For the past five years, ever since my second child was born, I've been asking why we don't take climate change more seriously.
The easy answer, of course, is that it's just too much to think about, especially with more immediate economic concerns. This week's poll from the Pew Research Center on the People & the Press made that abundantly clear: Only 57 percent of Americans now believe the Earth is warming, down from 77 percent in 2006.
Given growing reports that the effects of climate change are actually occurring faster than predicted, it's not surprising that Andrew Kohut, director of the research center, called the results "implausible." So what is the bigger answer to why we're ignoring the biggest threat in human history--or, as a future generation might put it, fiddling while Rome burns?
Through my interviews with ordinary Americans and dozens of experts in a wide range of fields, I have found that there are five key reasons:
First, from an evolutionary perspective, we are not programmed to take future threats as seriously as immediate ones; and though ice caps are melting and storms worldwide are intensifying, for most of us, this is still going on somewhere out there. It's not yet happening where we can feel it and see it. And that can't compare to worrying about paying this month's bills.
Second, it costs money to do some of the right green things. Much to my children's embarrassment, for example, I still drive an SUV. I bought it 130,000 miles ago when we lived where snow could fall four feet in a weekend, and I thought an SUV was the safest way to get around. Now that I live in a place where it never snows (to my children's chagrin) I have no reason to drive it, except the fact that I can't afford a hybrid.
Third, we have become so distanced from nature, after centuries of trying to wield our power over it and generations of relegating our children to spending more time indoors, we have lost some of our innate ability to care about the natural world.

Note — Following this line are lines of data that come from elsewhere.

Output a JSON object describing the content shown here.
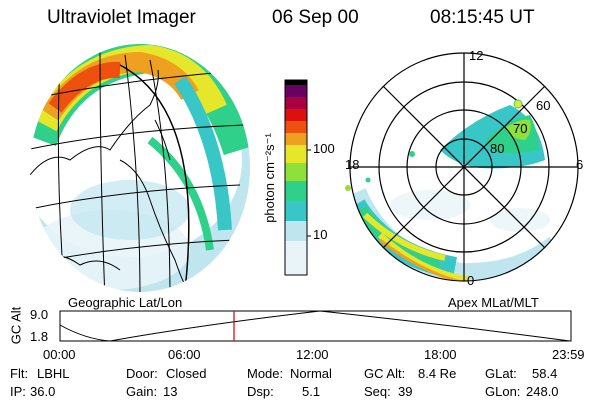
{
  "header": {
    "instrument": "Ultraviolet Imager",
    "date": "06 Sep 00",
    "time": "08:15:45 UT"
  },
  "colorbar": {
    "label": "photon cm⁻²s⁻¹",
    "ticks": [
      "100",
      "10"
    ],
    "scale": "log"
  },
  "geo_panel": {
    "caption": "Geographic Lat/Lon"
  },
  "polar_panel": {
    "caption": "Apex MLat/MLT",
    "mlt_labels": [
      "12",
      "18",
      "6",
      "0"
    ],
    "mlat_labels": [
      "60",
      "70",
      "80"
    ]
  },
  "altitude_plot": {
    "ylabel": "GC Alt",
    "yticks": [
      "9.0",
      "1.8"
    ],
    "xticks": [
      "00:00",
      "06:00",
      "12:00",
      "18:00",
      "23:59"
    ],
    "current_time_marker": "08:15:45"
  },
  "status": {
    "row1": [
      {
        "label": "Flt:",
        "value": "LBHL"
      },
      {
        "label": "Door:",
        "value": "Closed"
      },
      {
        "label": "Mode:",
        "value": "Normal"
      },
      {
        "label": "GC Alt:",
        "value": "8.4 Re"
      },
      {
        "label": "GLat:",
        "value": "58.4"
      }
    ],
    "row2": [
      {
        "label": "IP:",
        "value": "36.0"
      },
      {
        "label": "Gain:",
        "value": "13"
      },
      {
        "label": "Dsp:",
        "value": "5.1"
      },
      {
        "label": "Seq:",
        "value": "39"
      },
      {
        "label": "GLon:",
        "value": "248.0"
      }
    ]
  },
  "colors": {
    "background": "#ffffff",
    "marker": "#cc0000",
    "colormap": [
      "#e8f4f8",
      "#bfe6ef",
      "#39c6c6",
      "#2fd18a",
      "#8ee03a",
      "#e6e62a",
      "#f0a020",
      "#ee5010",
      "#dd1010",
      "#aa0040",
      "#6a0060",
      "#000000"
    ]
  }
}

Fourth, many of us no longer believe we can make a difference in the world. During the past 50 years, America's population has doubled and industries from banking to cat food have been supersized. In comparison, we feel increasingly small and powerless and imagining that we could actually do something about a problem as momentous as global warming seems Quixotic at best.
Finally, we think we never have enough time--and, in some ways, we're right. In recent decades, the rise of families composed of two working parents (or a single working parent) has created a lifestyle that ill-equips us to address issues outside our own personal, immediate concerns. Given the increasingly frantic pace of life, we are moreover encouraged to do the things we can do quickly and postpone (or simply ignore) the rest. And thanks to our shortened attention span, we even cast aside the knowledge that big things have a way of catching up with us.
So is it hopeless?
Nine out of ten experts I interviewed about this ultimately admitted to being pessimistic about whether we will rise to the global warming challenge in time to avert the predicted disasters. There has been progress, they acknowledge, but incremental progress in the face of exponential change simply won't cut it.
Then again, most somewhat quietly add, one never truly knows. Surprising, unexpected things do happen. And sometimes people suddenly wake up and focus on that which once seemed dismissible.
I believe this. In fact, I've experienced it. So I'm putting my money on parents. After all, we know (or should know) that by the middle of the century--when our young children are the age many of us are now--low-lying cities, such as New York, Boston, and Halifax, Nova Scotia, are predicted to experience the greatest rise in sea levels on the planet. Millions of people worldwide are expected be displaced or worse; and storms, droughts, famine, disease, and warfare are all projected to intensify.
Reflect on that with a parent's heart and it becomes near impossible to look into your children's eyes and not take this threat to their future more seriously.